New York, 21 November 2017 – In view of the urgent needs of Caribbean islands affected by Hurricanes Irma and Maria, the “CARICOM-UN High-level Pledging Conference: Building a more Climate-Resilient Community ” mobilised a broad partnership to support reconstruction efforts, including through over US$1.3 billion in pledges and over $1 billion in loans and debt relief. Support derived from nearly 400 high-level representatives from governments, multilateral and civil society organizations and the private sector gathered at UN headquarters today with the Secretaries-General of the United Nations and the Caribbean Community (CARICOM) to help countries to “build back better” as the first climate-resilient countries in the world
Recovery costs surpass $5billion, according to the latest needs estimates. In some cases the impact is 3.5 times countries’ Gross Domestic Product (GDP), for example in the British Virgin Islands.The principal economic sectors of tourism and agriculture have been significantly affected, according to assessments made public during the conference, organized by the Caribbean Community (CARICOM) with support from the United Nations Development Programme (UNDP) working with sister UN agencies.
“The magnitude of reconstruction will require significant levels of financing which we are unable to generate on our own. Countries are highly indebted, with limited access to financing due to their middle-income status,” said CARICOM Secretary-General, Irwin LaRocque. “The task of rebuilding is beyond us.”
“Countries in the Caribbean need support now to rebuild, and to take effective climate action. We need a new generation of infrastructure that is risk-informed, to underpin resilient economies, communities and livelihoods,” said UN Secretary-General, António Guterres.
Climate-vulnerable islands were decimated, like Barbuda, the smaller of the two-island state of Antigua and Barbuda, and Dominica, with deep social, economic and environmental impacts. Other severely affected islands were Anguilla, British Virgin Islands, The Bahamas, Turks and Caicos Islands. Haiti and St Kitts and Nevis also suffered damage. Sint Maarten/St Martin as well as Cuba and the Dominican Republic were impacted, in addition to Puerto Rico.
“Climate change is not a theoretical question for the people of the Caribbean. You live this reality daily. Our sentiments and well wishes will not be enough. Our messages of solidarity alone will not do. Right now, it is time for us to act,” said President of General Assembly, Miroslav Lajčák.

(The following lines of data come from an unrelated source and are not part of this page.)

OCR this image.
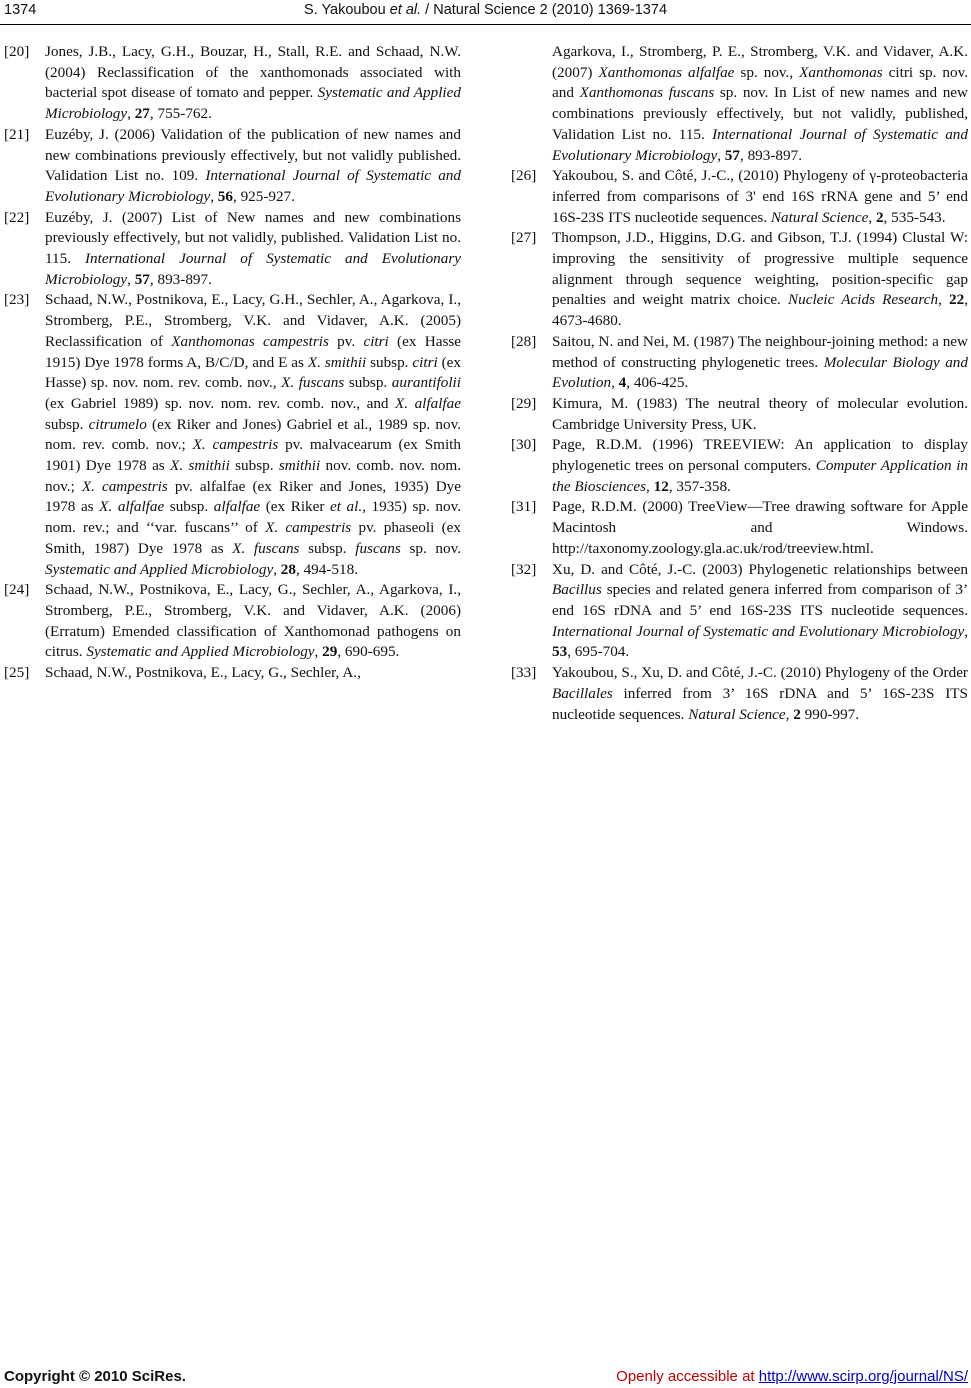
1374	S. Yakoubou et al. / Natural Science 2 (2010) 1369-1374

[20] Jones, J.B., Lacy, G.H., Bouzar, H., Stall, R.E. and Schaad, N.W. (2004) Reclassification of the xanthomonads associated with bacterial spot disease of tomato and pepper. Systematic and Applied Microbiology, 27, 755-762.

[21] Euzéby, J. (2006) Validation of the publication of new names and new combinations previously effectively, but not validly published. Validation List no. 109. International Journal of Systematic and Evolutionary Microbiology, 56, 925-927.

[22] Euzéby, J. (2007) List of New names and new combinations previously effectively, but not validly, published. Validation List no. 115. International Journal of Systematic and Evolutionary Microbiology, 57, 893-897.

[23] Schaad, N.W., Postnikova, E., Lacy, G.H., Sechler, A., Agarkova, I., Stromberg, P.E., Stromberg, V.K. and Vidaver, A.K. (2005) Reclassification of Xanthomonas campestris pv. citri (ex Hasse 1915) Dye 1978 forms A, B/C/D, and E as X. smithii subsp. citri (ex Hasse) sp. nov. nom. rev. comb. nov., X. fuscans subsp. aurantifolii (ex Gabriel 1989) sp. nov. nom. rev. comb. nov., and X. alfalfae subsp. citrumelo (ex Riker and Jones) Gabriel et al., 1989 sp. nov. nom. rev. comb. nov.; X. campestris pv. malvacearum (ex Smith 1901) Dye 1978 as X. smithii subsp. smithii nov. comb. nov. nom. nov.; X. campestris pv. alfalfae (ex Riker and Jones, 1935) Dye 1978 as X. alfalfae subsp. alfalfae (ex Riker et al., 1935) sp. nov. nom. rev.; and ‘‘var. fuscans’’ of X. campestris pv. phaseoli (ex Smith, 1987) Dye 1978 as X. fuscans subsp. fuscans sp. nov. Systematic and Applied Microbiology, 28, 494-518.

[24] Schaad, N.W., Postnikova, E., Lacy, G., Sechler, A., Agarkova, I., Stromberg, P.E., Stromberg, V.K. and Vidaver, A.K. (2006) (Erratum) Emended classification of Xanthomonad pathogens on citrus. Systematic and Applied Microbiology, 29, 690-695.

[25] Schaad, N.W., Postnikova, E., Lacy, G., Sechler, A.,

Agarkova, I., Stromberg, P. E., Stromberg, V.K. and Vidaver, A.K. (2007) Xanthomonas alfalfae sp. nov., Xanthomonas citri sp. nov. and Xanthomonas fuscans sp. nov. In List of new names and new combinations previously effectively, but not validly, published, Validation List no. 115. International Journal of Systematic and Evolutionary Microbiology, 57, 893-897.

[26] Yakoubou, S. and Côté, J.-C., (2010) Phylogeny of γ-proteobacteria inferred from comparisons of 3' end 16S rRNA gene and 5’ end 16S-23S ITS nucleotide sequences. Natural Science, 2, 535-543.

[27] Thompson, J.D., Higgins, D.G. and Gibson, T.J. (1994) Clustal W: improving the sensitivity of progressive multiple sequence alignment through sequence weighting, position-specific gap penalties and weight matrix choice. Nucleic Acids Research, 22, 4673-4680.

[28] Saitou, N. and Nei, M. (1987) The neighbour-joining method: a new method of constructing phylogenetic trees. Molecular Biology and Evolution, 4, 406-425.

[29] Kimura, M. (1983) The neutral theory of molecular evolution. Cambridge University Press, UK.

[30] Page, R.D.M. (1996) TREEVIEW: An application to display phylogenetic trees on personal computers. Computer Application in the Biosciences, 12, 357-358.

[31] Page, R.D.M. (2000) TreeView—Tree drawing software for Apple Macintosh and Windows. http://taxonomy.zoology.gla.ac.uk/rod/treeview.html.

[32] Xu, D. and Côté, J.-C. (2003) Phylogenetic relationships between Bacillus species and related genera inferred from comparison of 3’ end 16S rDNA and 5’ end 16S-23S ITS nucleotide sequences. International Journal of Systematic and Evolutionary Microbiology, 53, 695-704.

[33] Yakoubou, S., Xu, D. and Côté, J.-C. (2010) Phylogeny of the Order Bacillales inferred from 3’ 16S rDNA and 5’ 16S-23S ITS nucleotide sequences. Natural Science, 2 990-997.

Copyright © 2010 SciRes.	Openly accessible at http://www.scirp.org/journal/NS/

In Barbuda, damages surpass US$130 million with recovery needs of over $220 million, according to the latest post-Irma assessment. The tourism sector, which is crucial for Antigua and Barbuda's economy, accounting for nearly 60 percent of GDP, was severely affected, bearing 76 percent of losses.
“Climate change recognizes no borders, size of country or religion of its people. All are involved and all are consumed; but the small, vulnerable, poor are the most affected,” said Prime Minister Gaston Browne of Antigua and Barbuda. “We Small Island Developing States will never achieve the Sustainable Development Goals unless there’s funding for climate-resilient communities.”
In Dominica, Hurricane Maria decimated decades of development gains, impacting over 200 percent of the island state’s GDP. Poverty levels risk rising above 60 percent. Nearly 60 percent of damages relate to housing and transportation infrastructure, with recovery costs estimated at around US$1.3 billion.
“We have the goal of rebuilding Dominica as the world’s first climate-resilient country,” said Prime Minister Roosevelt Skerrit of Dominica. “It’s an existential matter for us; it’s the only way forward.”
Responding to the urgent needs, over US$1.35 billion were pledged by established partners and new ones, highlighting the importance of South South Cooperation—from the region and beyond. Estimated amounts: $702million from The Netherlands; $352 million from the European Union; $140 million from the World Bank; $ 78 million from Canada; $30million from China; $27 million from Mexico; $12 million from Italy; $4.3 million from the United States; $4 million from Japan; $1 million from Kuwait; $2 million from India; $1 million from Venezuela; $1.2 million from Belgium; $1 million from Chile; $500,000 from Denmark; $300,000 from Colombia; $250,000 from Haiti; US$ 250,000 from New Zealand; $200,000 from Brazil; $150,000 from Kazakhstan; $100,000 from Romania; $100,000 from Portugal and $20,000 from Serbia.
Moreover, the Inter-American Development Bank pledged U$1 billion in loans, Italy, $30 million in soft loans while Venezuela forgave $1 million in debt for a more resilient Caribbean.